Holy Mother Of Triangles
I know that everyone thinks that I suck. You can say it’s a trope of mine. The thing is though, I’ve never been caught. No matter how many times I hear the police sirens, there always to late and they never catch me. SO PLEASE, let me give you some tips from the worst killer in LA.
- Every time you commit murder you need to wear a different perfume you amatuers. I’m tired of watching forensic files and all you lovely ladies getting caught because your cheap, off brand, Dior Poison Girl Perfume stanks up every house you step foot in.
- Wear a human hair wig, y’all. It makes you less recognisable, and, if a hair falls out, it’s definitely not yours. You might get an innocent live ruined, but hey, gotta sacrifice some stuff for murder.
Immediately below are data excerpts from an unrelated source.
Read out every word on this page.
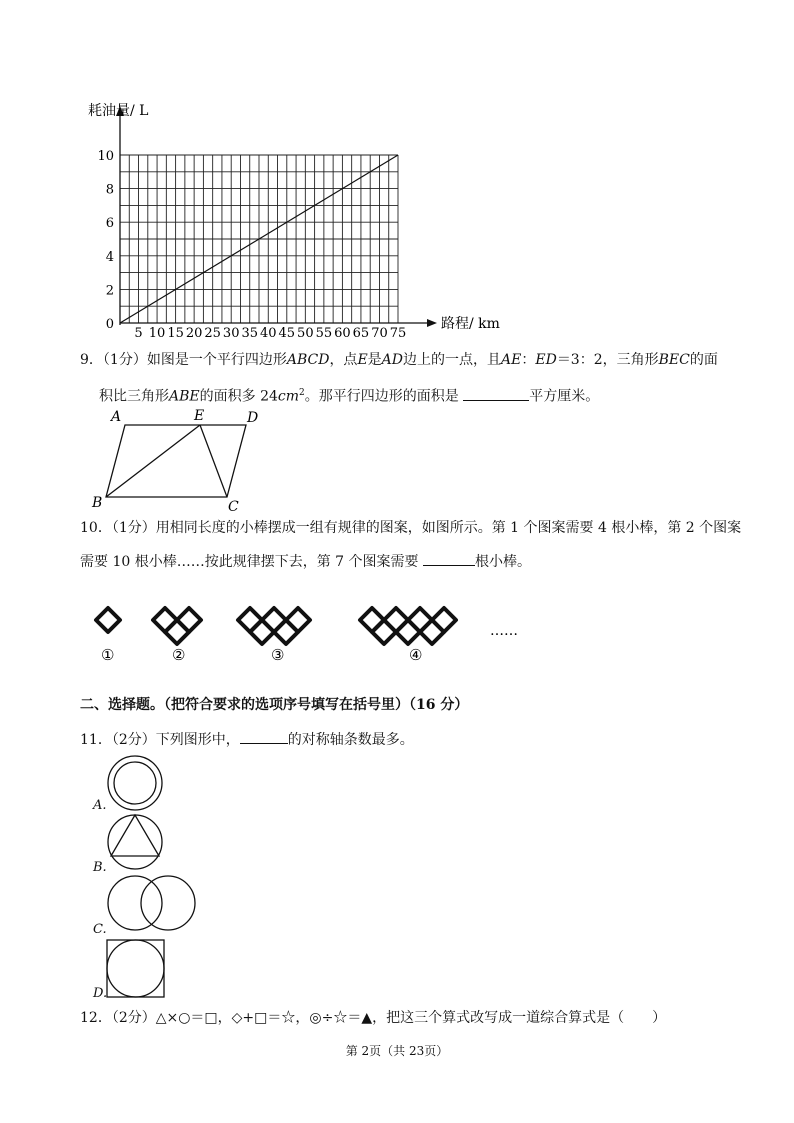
0
2
4
6
8
10
5 10 15 20 25 30 35 40 45 50 55 60 65 70 75
耗油量/ L
路程/ km
9．（1分）如图是一个平行四边形ABCD，点E是AD边上的一点，且AE：ED＝3：2，三角形BEC的面
积比三角形ABE的面积多 $24cm^2$。那平行四边形的面积是	平方厘米。
A	E	D
B	C
10．（1分）用相同长度的小棒摆成一组有规律的图案，如图所示。第 1 个图案需要 4 根小棒，第 2 个图案
需要 10 根小棒……按此规律摆下去，第 7 个图案需要	根小棒。
①	②	③	④
……
二、选择题。（把符合要求的选项序号填写在括号里）（16 分）
11．（2分）下列图形中，	的对称轴条数最多。
A.
B.
C.
D.
12．（2分）△×○＝□，◇+□＝☆，◎÷☆＝▲，把这三个算式改写成一道综合算式是（　　）
第 2页（共 23页）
- If you wear a human hair wig, make sure you get it from another country so that way, it’s harder to track. Also, plan way ahead so that way you can buy it at least a couple months before. Plus, there’ll be more people above you on the list so, whoever’s looking for you has to go through a larger group of people to find you. And lastly for wigs, never show the wig to anyone else, and burn it within the next few days so no one will ever find it.
- Wear shoes that don’t fit you or two shoes of different sizes and use gloves if you have to touch anything for fingerprint purposes.
- Don’t kill your enemy unless you want to be a suspect. You have to pull a long con. Gain their trust. Become friends, best friends. That way you wont be as high on the list of suspects.
I have been using these tips since I was thirteen years old and I’m twenty now and it was never gotten me caught. I’m at a bar right now and I think that if I decide to kill anybody tonight it will have to be with somebody’s help because I’m tired and don’t have time to care much at the moment.